Open Mon–Thu midday–midnight; Fri midday–2.30am; Sat 5pm–2.30am; May Bank Holiday Sunday 5pm–2am
The description of House of Roxy combining first-rate tapas with speakeasy chic ticked all the boxes for my best Sex And The City impression. However, unfortunately – and this place has opened so recently you can almost smell the fresh paint – they seem to have made the mistake of launching without first deciding what they want to be: restaurant, bar, or club. It’s not that it’s all bad, and there are flashes of very good (particularly the food), but it smacks of identity crisis.
House of Roxy is a tale of two halves, split between a restaurant on street level and a bar downstairs. The two share a common entrance, but it’s here the commonality ends. While the restaurant is all high-ceilinged civility, replete with wall-art and glass doors, the bar area contrasts starkly with multi-coloured graffiti murals, more bouncers than clientele and blaringly loud music (audible even at 8pm upstairs in the restaurant due to the designer’s preference for hard furnishings and laminate floors). ‘Speakeasy’ is a blatant misnomer on all fronts: the bar is brash and feels more like a provincial branch of Vodka Revolution than a refined accompaniment to the restaurant atop.
Unfortunately, the classiness of the restaurant seems equally superficial. While the décor is modern and bright, the fixtures feel flimsy and cheap. The illusion crumbled further upon venturing to the pokey and drafty bathroom, located downstairs, which necessitated walking through the bar area. This made me feel like an uncool older sibling coming down to check on a cooler, younger sibling busy getting drunk in the basement. Altogether awkward.

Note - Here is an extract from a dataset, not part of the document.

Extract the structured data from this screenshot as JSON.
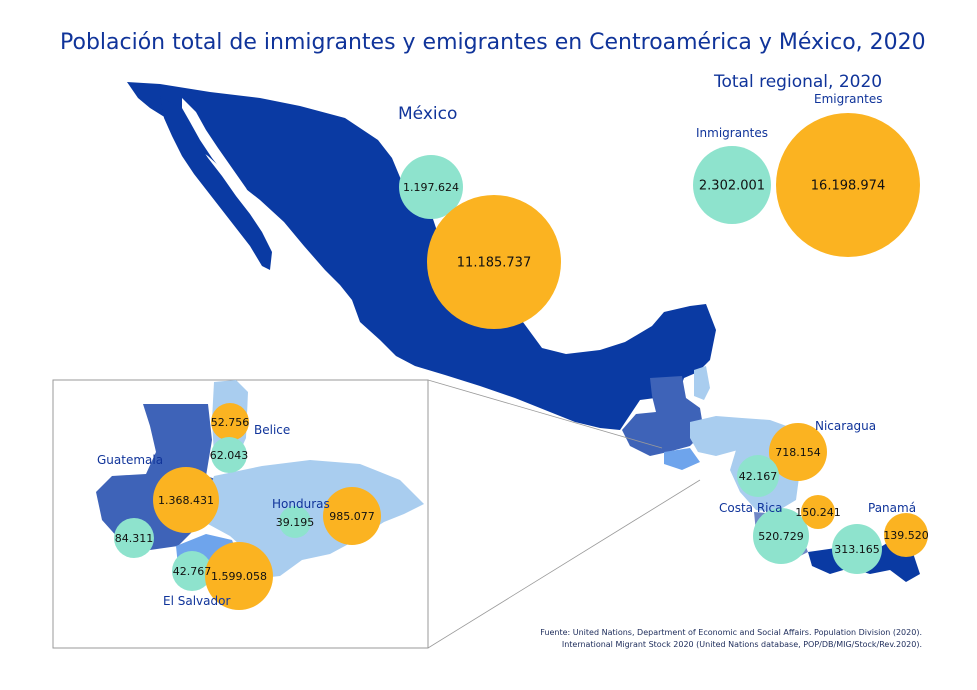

The crowd was quite a mix, probably reflecting the newness of the place. In the restaurant the crowd was mostly couples, spanning a forty-year age range, but with no children in sight. In the bar was a generally younger crowd with a couple of larger groups – plus a lost-looking trio of fifty-somethings who had presumably wandered down post-dinner.
The food, I have to say, was the saving grace for House of Roxy. There’s a choice between a tapas menu and limited à la carte. We tried the scallops with cauliflower puree and tempura prawns from the tapas menu for starters (£6–£7), which were delicious – especially the scallops which were beautifully soft. For our mains (£15–£18) we had the lamb chops in redcurrant jus (also delicious, and perfectly cooked) and enjoyed the summery Mediterranean flavours of the sea bass with Lyonnaise potatoes. For pudding we got totally carried away and had lemon tart and cheesecake – both, again, very good. Aside from the fish, which was ever so slightly dry, I really cannot fault the food – it was mouthwatering.
However, again disappointingly, the service ranged from friendly – albeit very informal – to nonchalant. Inconsistencies and indiscretions indicated a limited level of staff training, at odds with the lofty pretense of House of Roxy as a high-end dining experience. This was worsened by the acoustics; you could hear every word of the staffs’ discussions about what level of discount they should offer to the table who returned their wine, and who West London Living was, anyway.
After dinner we ventured into the bar, which was tiny, cramped and – dare I say it – a bit smelly. I ordered an Amaretto sour and a virgin mojito. Service was slow and the barman seemed to rather give up on the sour halfway through, abandoning the egg-white (a key ingredient) after accidentally popping the yolk and just left it out of the cocktail. Although the mojito was excellent in taste and presentation – much like the inconsistencies with style and service, why can’t they get it right every time?
I had a fun evening in House of Roxy, but most of this stemmed from the running theme of confusion and awkwardness which we found quite amusing. For other, less patient clientele, this may not have been the case. I’ve been to other places where the restaurant/bar duo works extremely well (if anyone’s planning a trip to the Cotswolds I’d thoroughly recommend the George Hotel in Cheltenham), but here it just seemed confused and ill-conceived. My advice? Cut your losses; separate bar from restaurant and focus on the individual character and most importantly, customer experience of each. With the quality of the food and the central Putney location, they really should be onto a winner.